Pflegegeschichte ist in erster Linie Sozial- und Alltagsgeschichte. Die Sozialgeschichte beschreibt Entwicklungen in zurückliegenden Sozialstrukturen und befasst sich mit den sozialen Prozessen und Wechselwirkungen der einzelnen Strukturelemente. In Deutschland wurde die Sozialgeschichte lange stiefmütterlich behandelt, da die deutsche Geschichtswissenschaft traditionell auf die Erforschung und Beschreibung des staatlichen Handelns konzentriert war. Die Alltagsgeschichte beschäftigt sich nicht mit den großen politischen Ereignissen oder Jahreszahlen, sondern fragt nach den Menschen in ihrem alltäglichen Erleben und versucht, das Handeln der Menschen zu rekonstruieren und nachvollziehbar zu machen. Schwerpunkte der Alltagsgeschichte sind beispielsweise persönliche Kindheit, Ausbildung, medizinische und hygienische Situation, Umfeld, Kriegserfahrungen usw. Somit sei das pflegegeschichtsverliebtes Lehrerherz ermuntert, seinem Schlage zu folgen und sich nicht zu ängstigen, als Märchentante oder Erzählonkel abgestempelt zu werden. Natürlich muss der Rote Faden erhalten bleiben und natürlich darf der ergebnisorientierte Blick, der da heißt Prüfung, nicht verloren gehen. Aber jenes Detail oder Episödchen, eigene Erfahrungen oder persönliche Erlebnisse, Erinnerungen oder Verbindung zum jetzigen Erleben – dass füllt die Pflegegeschichte inhaltlich und macht sie lebendig. So reißt Geschichte der Pflege mit und begeistert. Und fast mühelos erlernen SchülerINNEN nicht nur den Prüfungsstoff, sondern schärfen ihre sozialen Kompetenzen. Doch kurz vor der Prüfung sind derartige Aspekte nicht mehr wichtig. Gestresste ExamensschülerINNEN stehen vor einer immensen Stofffülle und fragen sich verzweifelt: "Was muss ich lernen? Was muss ich wissen? Das alles ist zuviel und hat keinen Platz mehr in meinem Kopf. Wie bekomme ich das Ganze sortiert?" Ach so – nicht zu vergessen: "Jeder Pauker bildet sich ein, dass sein Fach das Maß aller Dinge sei. Mann, können die sich wichtig nehmen und nerven!"

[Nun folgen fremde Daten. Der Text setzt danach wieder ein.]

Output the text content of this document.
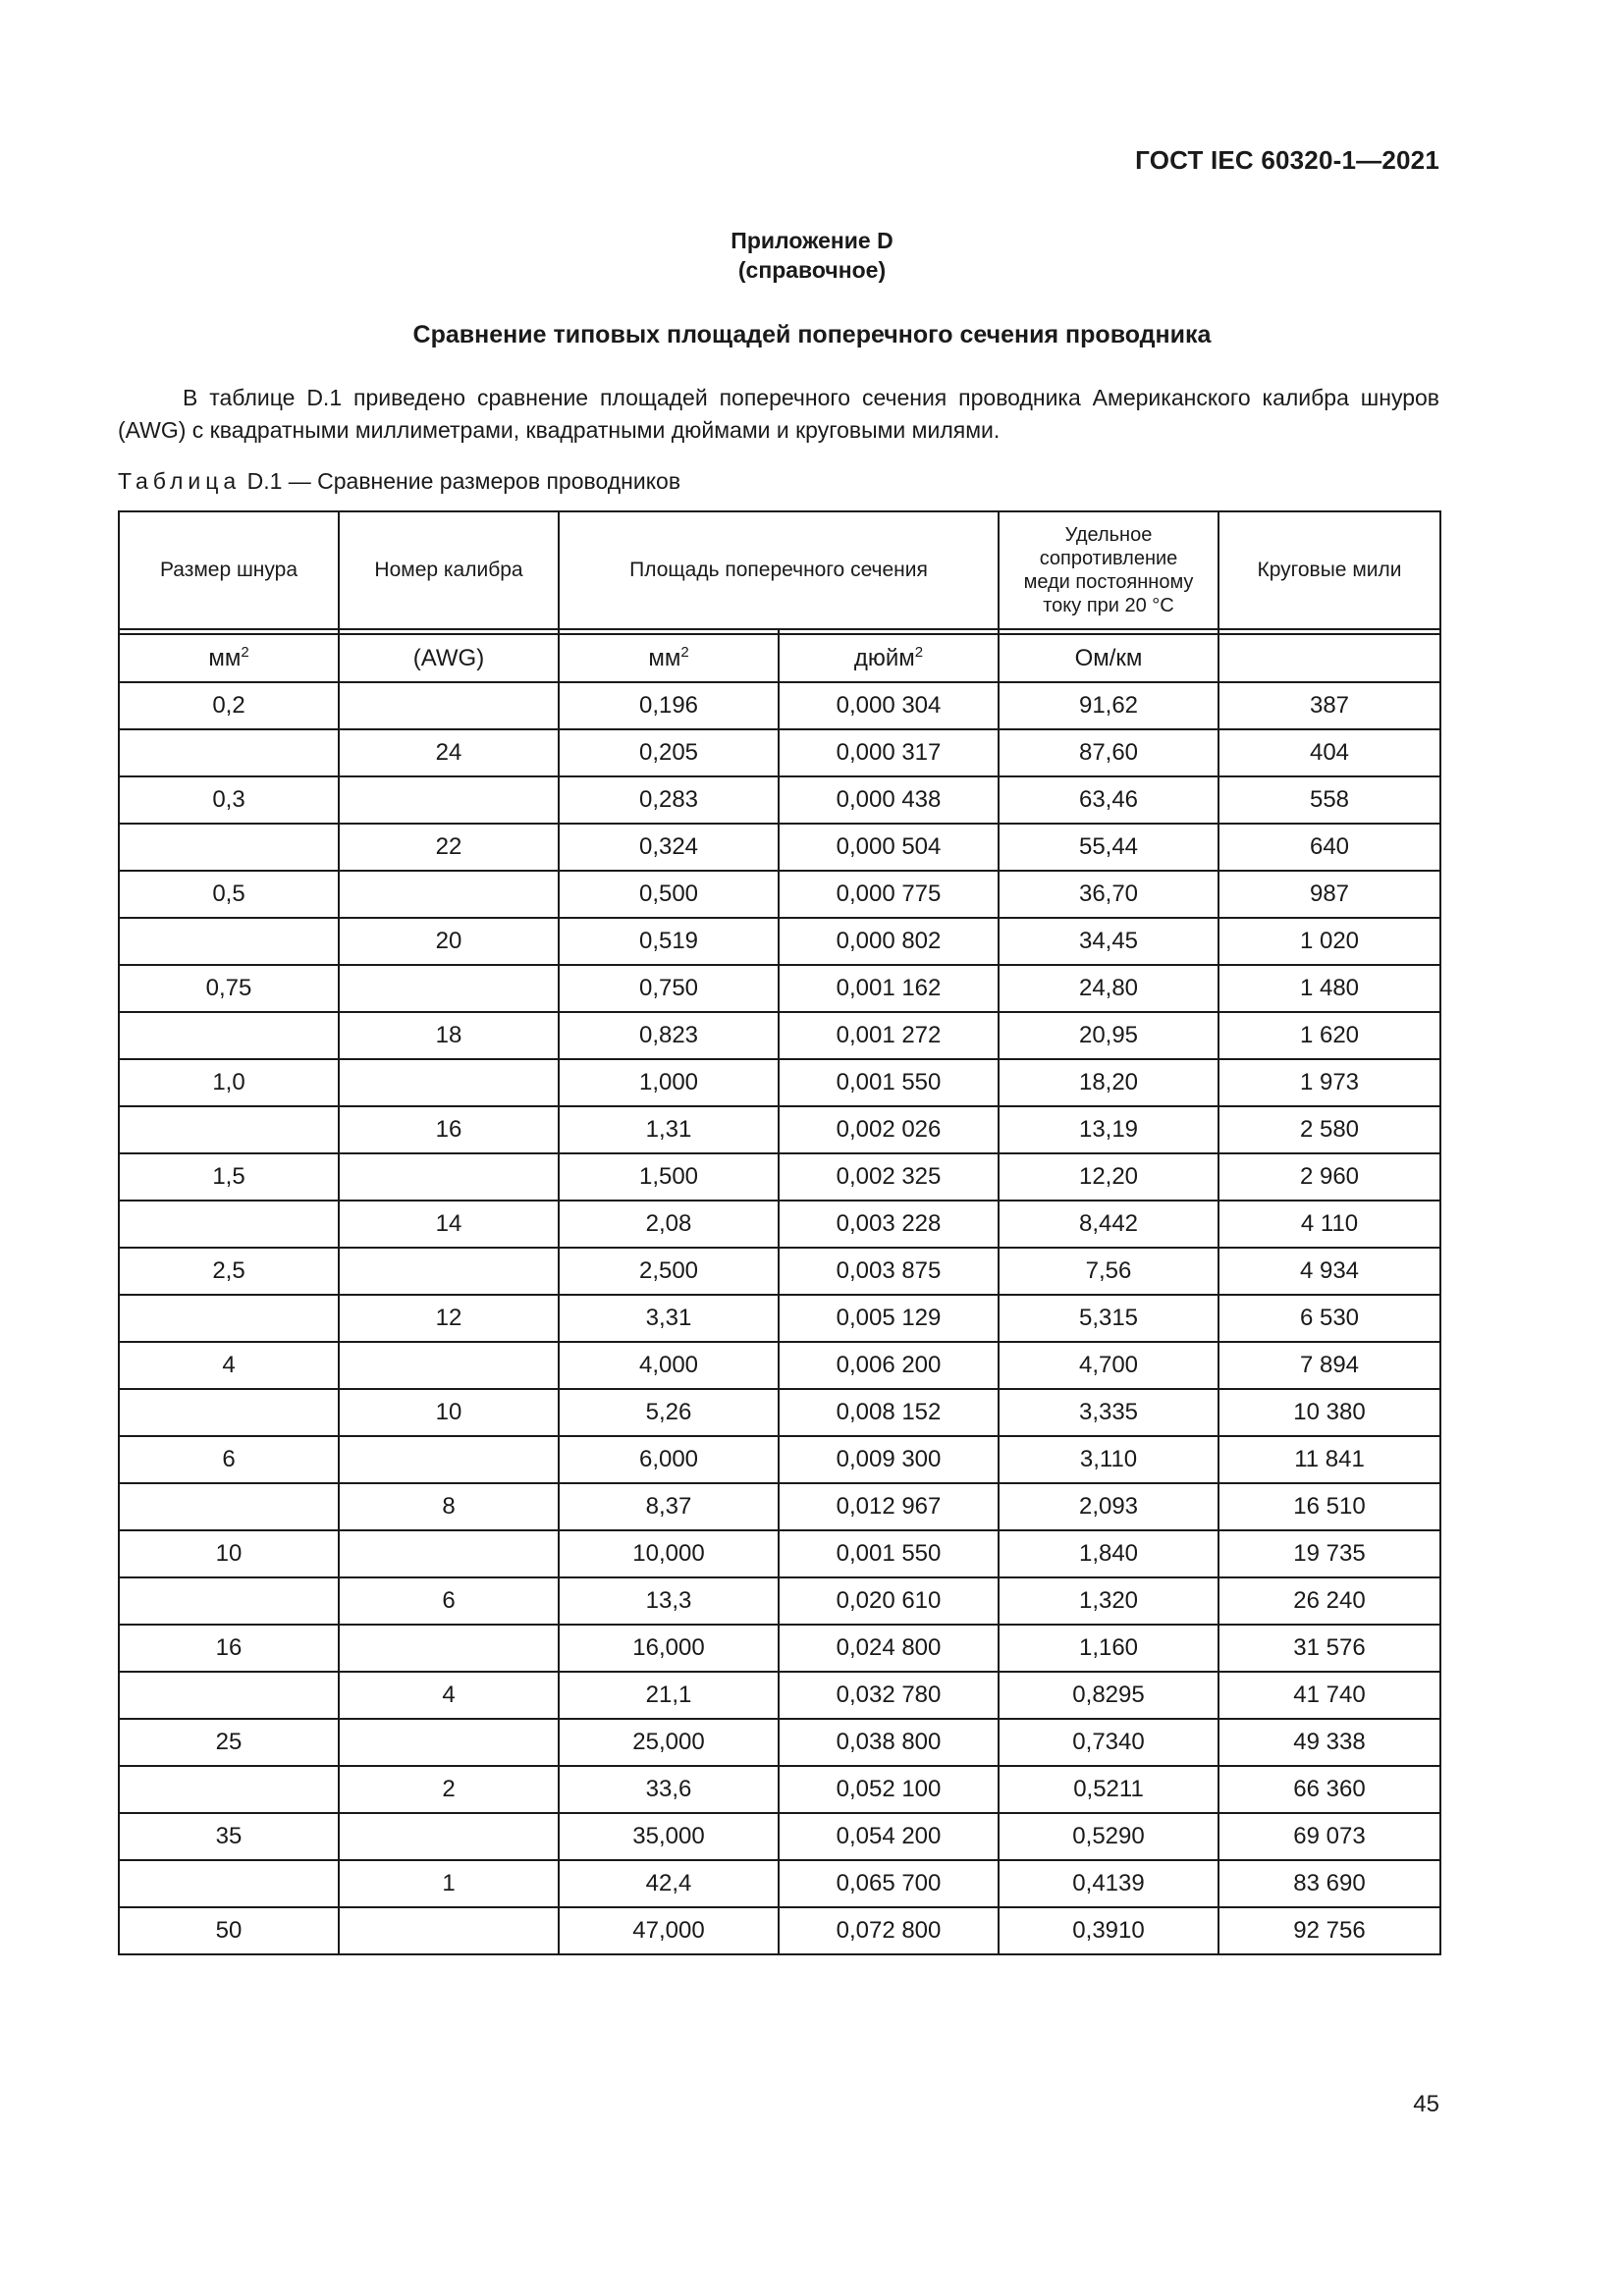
ГОСТ IEC 60320-1—2021
Приложение D
(справочное)
Сравнение типовых площадей поперечного сечения проводника

В таблице D.1 приведено сравнение площадей поперечного сечения проводника Американского калибра шнуров (AWG) с квадратными миллиметрами, квадратными дюймами и круговыми милями.

Таблица D.1 — Сравнение размеров проводников
Размер шнура	Номер калибра	Площадь поперечного сечения		Удельное сопротивление меди постоянному току при 20 °C	Круговые мили

$мм^2$	(AWG)	$мм^2$	дюйм$^2$	Ом/км	
0,2		0,196	0,000 304	91,62	387
	24	0,205	0,000 317	87,60	404
0,3		0,283	0,000 438	63,46	558
	22	0,324	0,000 504	55,44	640
0,5		0,500	0,000 775	36,70	987
	20	0,519	0,000 802	34,45	1 020
0,75		0,750	0,001 162	24,80	1 480
	18	0,823	0,001 272	20,95	1 620
1,0		1,000	0,001 550	18,20	1 973
	16	1,31	0,002 026	13,19	2 580
1,5		1,500	0,002 325	12,20	2 960
	14	2,08	0,003 228	8,442	4 110
2,5		2,500	0,003 875	7,56	4 934
	12	3,31	0,005 129	5,315	6 530
4		4,000	0,006 200	4,700	7 894
	10	5,26	0,008 152	3,335	10 380
6		6,000	0,009 300	3,110	11 841
	8	8,37	0,012 967	2,093	16 510
10		10,000	0,001 550	1,840	19 735
	6	13,3	0,020 610	1,320	26 240
16		16,000	0,024 800	1,160	31 576
	4	21,1	0,032 780	0,8295	41 740
25		25,000	0,038 800	0,7340	49 338
	2	33,6	0,052 100	0,5211	66 360
35		35,000	0,054 200	0,5290	69 073
	1	42,4	0,065 700	0,4139	83 690
50		47,000	0,072 800	0,3910	92 756
45
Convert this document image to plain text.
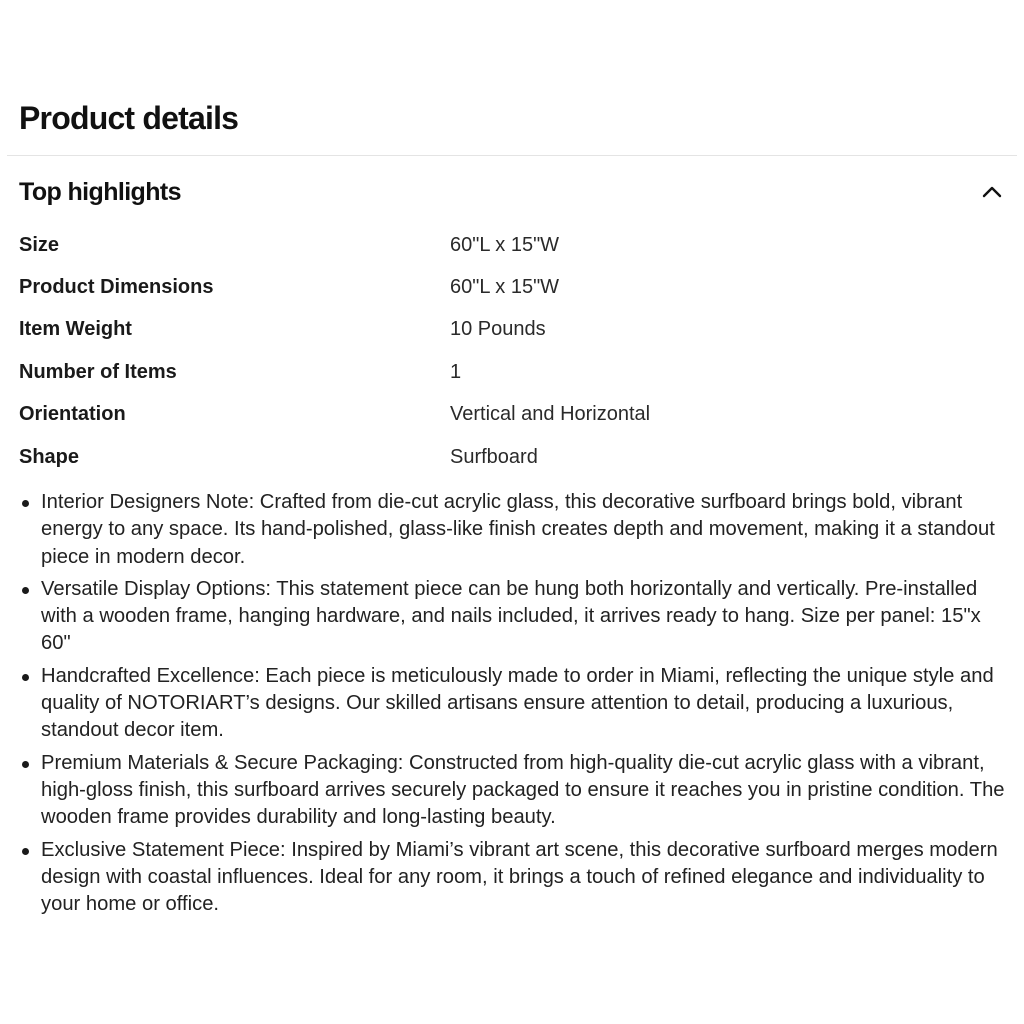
Product details
Top highlights
Size	60"L x 15"W
Product Dimensions	60"L x 15"W
Item Weight	10 Pounds
Number of Items	1
Orientation	Vertical and Horizontal
Shape	Surfboard
Interior Designers Note: Crafted from die-cut acrylic glass, this decorative surfboard brings bold, vibrant energy to any space. Its hand-polished, glass-like finish creates depth and movement, making it a standout piece in modern decor.
Versatile Display Options: This statement piece can be hung both horizontally and vertically. Pre-installed with a wooden frame, hanging hardware, and nails included, it arrives ready to hang. Size per panel: 15"x 60"
Handcrafted Excellence: Each piece is meticulously made to order in Miami, reflecting the unique style and quality of NOTORIART’s designs. Our skilled artisans ensure attention to detail, producing a luxurious, standout decor item.
Premium Materials & Secure Packaging: Constructed from high-quality die-cut acrylic glass with a vibrant, high-gloss finish, this surfboard arrives securely packaged to ensure it reaches you in pristine condition. The wooden frame provides durability and long-lasting beauty.
Exclusive Statement Piece: Inspired by Miami’s vibrant art scene, this decorative surfboard merges modern design with coastal influences. Ideal for any room, it brings a touch of refined elegance and individuality to your home or office.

Jede Lehrkraft hat einen eigenen Stil und meine Handhabung kann nur als Empfehlung genommen werden, besitzt also keinerlei Anspruch auf allgemeine Gültigkeit. Ich versuche meinen SchülerINNEn insoweit zu helfen, dass sie genau gesagt bekommen, was sie unbedingt wissen müssen, was zum Allgemeinwissen gehört und mit Sicherheit prüfungsrelevant ist. Ebenso erkläre ich ihnen, welches Hintergrundwissen sie sich merken sollten, um die historischen Zusammenhänge, Entwicklungen, Ereignisse zu verstehen.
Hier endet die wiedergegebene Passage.